Reluctance towards technology- an analysis
13 Dec 2018 | 11:03 PM | R Sai Jayaraman
Agricultural sector is the fulcrum of Indian economic growth, contributing majorly to the country’s GDP. From recent surveys, it’s been estimated that over 58% of rural Indians depend on agriculture for their livelihood and this sector contributes around 17-18% to the country’s GDP. Extrapolating using the data from 2011 census which states two-third on India’s population lives in rural areas, it can be assumed that it generates a considerably significant amount of employment opportunities. It is safe to conclude that the sector plays a pivotal role in the nation’s development.
Akin to every other sector, agriculture has been subjected to changes over the years although the extent to which it has been is comparatively lower. Particularly, technological developments and innovations, of which most of them, if not all, receive comparatively higher amount of repulsion. This general mindset can be attributed to a number of economic, societal and psychological factors.
The human tendency to stick to something, a text-book method or something that has been common for decades can be considered one of the primary reasons to oppose any new technology or ‘change’. With a large amount of experimental data (say the yield of a certain crop over a decade or so) to back up their stand of following tried and tested, successful traditional and conventional methods, farmers tend to continue using conventional methods. The time involved in learning to adapt for new methods and develop new skills accordingly amount to the decision of following conventional methods.
Secondly, the general myth of risk factors assumed to be involved in an unfamiliar method- inadvertently causing a repulsion which may lead to rejection of the newly proposed method.
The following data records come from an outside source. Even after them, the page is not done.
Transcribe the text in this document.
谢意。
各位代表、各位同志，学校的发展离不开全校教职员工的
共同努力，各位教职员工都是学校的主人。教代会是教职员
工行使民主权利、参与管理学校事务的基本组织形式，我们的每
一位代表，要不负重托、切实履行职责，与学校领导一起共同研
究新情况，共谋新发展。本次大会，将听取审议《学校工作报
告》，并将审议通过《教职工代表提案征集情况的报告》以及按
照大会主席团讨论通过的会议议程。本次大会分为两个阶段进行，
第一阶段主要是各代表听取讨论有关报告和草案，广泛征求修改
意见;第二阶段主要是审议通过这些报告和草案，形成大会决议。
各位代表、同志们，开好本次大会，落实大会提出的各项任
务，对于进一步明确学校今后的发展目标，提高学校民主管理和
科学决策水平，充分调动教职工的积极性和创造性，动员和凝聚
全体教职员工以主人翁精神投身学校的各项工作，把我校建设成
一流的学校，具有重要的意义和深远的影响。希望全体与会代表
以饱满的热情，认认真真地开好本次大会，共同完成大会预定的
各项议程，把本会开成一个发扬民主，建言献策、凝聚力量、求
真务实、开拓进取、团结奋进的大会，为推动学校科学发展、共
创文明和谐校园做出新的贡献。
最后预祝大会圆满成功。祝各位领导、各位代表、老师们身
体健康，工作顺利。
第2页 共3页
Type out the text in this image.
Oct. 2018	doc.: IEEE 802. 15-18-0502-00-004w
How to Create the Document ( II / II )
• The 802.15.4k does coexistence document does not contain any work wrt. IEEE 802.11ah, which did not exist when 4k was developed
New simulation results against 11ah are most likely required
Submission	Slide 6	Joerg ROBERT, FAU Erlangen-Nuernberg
To put it in layman’s words, the constant ‘what if’ questions that keep raising. What if this method fails? What if it is not economically beneficial? What if it is not useful in a longer run? Although technology nowadays doesn’t come out to the market unless and until every possible attribute is analyzed, lack of awareness of farmers and the lack of communication help spread the myth of disadvantages of technology.
Apart from these psychological factors, one might as well have to consider the societal factors involved. In a country like India steeped with and influenced by traditions and emotions, something much more than experimental proof is needed to win the belief of farmers. It is also to be noted that farming is more of a way of living that a mere occupation in India. There is a possibility that any change in the method of farming or whatsoever pertaining to farming will affect one emotionally. Say a farmer accepts to adopt a different method- chances are high that he’ll be criticized for not following the tradition. Besides the aforementioned factors, economic limitations should be considered too. Adopting new methods might require cost of establishment and although agriculture is vital to Indian economy, a farmer in general will not be in a financially stable state to afford new technology.
Though there are solutions to economic constraints and the other factors mentioned above, lack of proper infrastructure, lack of communication and lack of awareness add up to the reluctance towards accepting technology.